Zo tekende Piet Kramer (1879-1940) honderd jaar geleden de zogenoemde “Vlaamse gevel” van Jacob Gerritstraat 3 die in 1933 werd gesloopt. (Collectie Stadsarchief)

Roode Berrij
Dat de huisnaam Roo(de) Berrij te maken had met zacht fruit is niet waarschijnlijk. Er woonde toen namelijk een schrijnwerker, die later kaaskoper werd. Deze Jan Borgersz van Meijns liet het huis een verdieping opvijzelen. Dat blijkt uit de goedkeuring die hij kreeg voor de aanbouw van een pothuis “voor sijne nieuw opgehaelde huijs”. Jan zocht kennelijk uitbreiding voor zijn zaak: er kwam ook een tweede pothuis en hij kocht het aangrenzende huisje in de Cromstraetsteech (Kromstraat).
Van Meijns’ vrouw Elisabeth Stevens overleed in 1652. Uit haar nalatenschap kregen de zes kinderen elk zeshonderd gulden toebedeeld, uit te keren bij mondigheid of trouwen. Van Meijns hertrouwde, maar zijn tweede vrouw stierf vervolgens al een maand na hun trouwdag. Kort erna overleed ook Van Meijns zelf.

Kaas en kaarsen
Meijns’ nalatenschap bleef tien jaar onverdeeld. In 1665 erfden de jongste twee dochters, Cornelia en Elisabeth, inmiddels volwassen, de Roode Berrij. Zij zetten de negotie in kaas, kaarsen en ‘smeer’ (kaarsvet) voort en breidden het assortiment uit met gerookt vlees, hammen en tongen. Ook leverden zij boter aan de Oost-Indische Compagnie. In 1666 trouwde Cornelia. Volgens afspraak kwam het huis daarmee aan haar alleen toe. Elisabeth bleef er nog even in de kost bij haar zuster tot ook zij in het huwelijksbootje stapte.

Chirurgijns
Cornelia’s man, chirurgijn Johan Evertsz Buijster (alias Buijscherd), kocht in 1694 het buurpand, genaamd De Spiegel (zie Jacob Gerritstraat 1), voor 1835 gulden en in 1699 het belendende huis om de hoek in de Cromstraetsteech, voor 315 gulden. Hij stierf in 1703. Zijn gelijknamige zoon, eveneens chirurgijn, overleed een jaar later ongehuwd.
Cornelia overleefde haar man zeventien jaar. In 1711 verkocht zij de Roode Berrij en het huis in de Cromstraetsteech. De Spiegel hield zij aan. Zij overleed in Amsterdam, maar werd “met een Jagt hier voor de [Oude] kerk gebragt” om in haar geboorteplaats te worden begraven.

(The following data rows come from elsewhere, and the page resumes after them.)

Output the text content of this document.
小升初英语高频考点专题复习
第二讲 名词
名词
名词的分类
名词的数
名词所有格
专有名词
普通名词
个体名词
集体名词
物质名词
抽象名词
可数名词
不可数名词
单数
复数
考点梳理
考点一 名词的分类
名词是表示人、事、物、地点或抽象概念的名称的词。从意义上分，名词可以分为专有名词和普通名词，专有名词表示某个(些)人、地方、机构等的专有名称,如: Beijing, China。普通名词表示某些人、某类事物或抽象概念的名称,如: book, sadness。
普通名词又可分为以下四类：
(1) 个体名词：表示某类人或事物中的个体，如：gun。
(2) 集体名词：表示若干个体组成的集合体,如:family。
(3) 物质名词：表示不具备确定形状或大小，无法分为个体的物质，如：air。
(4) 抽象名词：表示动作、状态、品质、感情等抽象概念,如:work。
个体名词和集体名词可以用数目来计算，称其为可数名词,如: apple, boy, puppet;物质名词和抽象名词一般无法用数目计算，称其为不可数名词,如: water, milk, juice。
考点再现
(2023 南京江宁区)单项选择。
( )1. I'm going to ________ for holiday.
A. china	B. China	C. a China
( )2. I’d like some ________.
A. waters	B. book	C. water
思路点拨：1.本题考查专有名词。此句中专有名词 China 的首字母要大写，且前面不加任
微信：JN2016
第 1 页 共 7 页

Negotie van Coffij off Thee
Vanaf 1724 dreef Herman Heijtingh hier met zijn vrouw Trijntgen een zaak in thee, koffie en Oost-Indisch porselein. Dit blijkt uit de boedelinventaris die na Trijntjes dood werd opgemaakt. De boedel vermeldt dat het huis een kamertje had met goudleer behang en dat schoonzoon Willem de Haen haar eiken doodskist maakte voor achttien gulden. Herman hertrouwde met Anna Lindemans uit Den Haag. Na zijn dood werd De Roode Berrij toebedeeld aan zijn 21-jarige dochter Hermina.

Buitenplaats Schielust
Hermina verhuurde het voorhuis voor 130 gulden aan haar stiefmoeder, die de ‘winkelwaren en gereedschappen’ erfde en na drie jaar hertrouwde. Later zette Hermina met haar man Roeloff Baart uit Amsterdam de koffie- en theeverkoop voort. De winkel liep goed. Baart bezat enkele huisjes in de Cromstraetsteech en kocht in 1741 voor 1.500 gulden buitenplaats Schielust aan de Rotterdamseweg, juist ten noorden van de Wipmolenwetering.

Wildplassers
In 1730 mocht Baart een ‘hout heijningje’ van 23 voet (circa 7 meter) langs de gevel van de Roode Berrij in de Kromstraat plaatsen nadat hij bij het stadsbestuur geklaagd had over de dagelijkse overlast van “de veele Menschen die haer water en andersints tegens de zuijdmuur en deuren van zijne huijsinge komen maken, ’t geene een groote stank in desselve huijsinge komt te veroorsaken”.
Hermina en Roeloff hadden geen opvolger in de zaak. Zij verkochten de Roode Berrij aan Willem Kooij uit Hillegersberg verhuisden naar de Broerhuislaan. Willem nam de negotie over “onder deese expresse conditie dat den verkoper binnen deese stadt off Delfland nooijt sal vermoogen te doen de Negotie van Coffij of Thee.”
Willems eerste vrouw stierf jong. Hij hertrouwde met Maria Haijens uit Schiedam, waar haar vader Rempko predikant was, maar kwam in grote financiële problemen.

Oranjeklant
In 1769 werd de Roode Berrij op last van het stadsbestuur verkocht vanwege de hoog opgelopen belastingschulden. Kopers waren Anthonij van Hulsteijn en Jannetje van der Vorst. Ze hadden het buurpand in de Cromstraetsteech als pakhuis. Anthonij was in 1767 “schipper van Stadsjagten op het oude jagt” en later schuijtvoerder (schipper) op het beurtveer op Rotterdam, dat tot omstreeks 1865 heeft bestaan. In 1787 was hij een van de ondertekenaars van het rekest aan de Staten van Holland voor herstel van de gevluchte stadhouder Willem V.
Jannetje overleed kort na de komst van de Fransen in 1795 aan waterzucht, mogelijk door een zwak hart.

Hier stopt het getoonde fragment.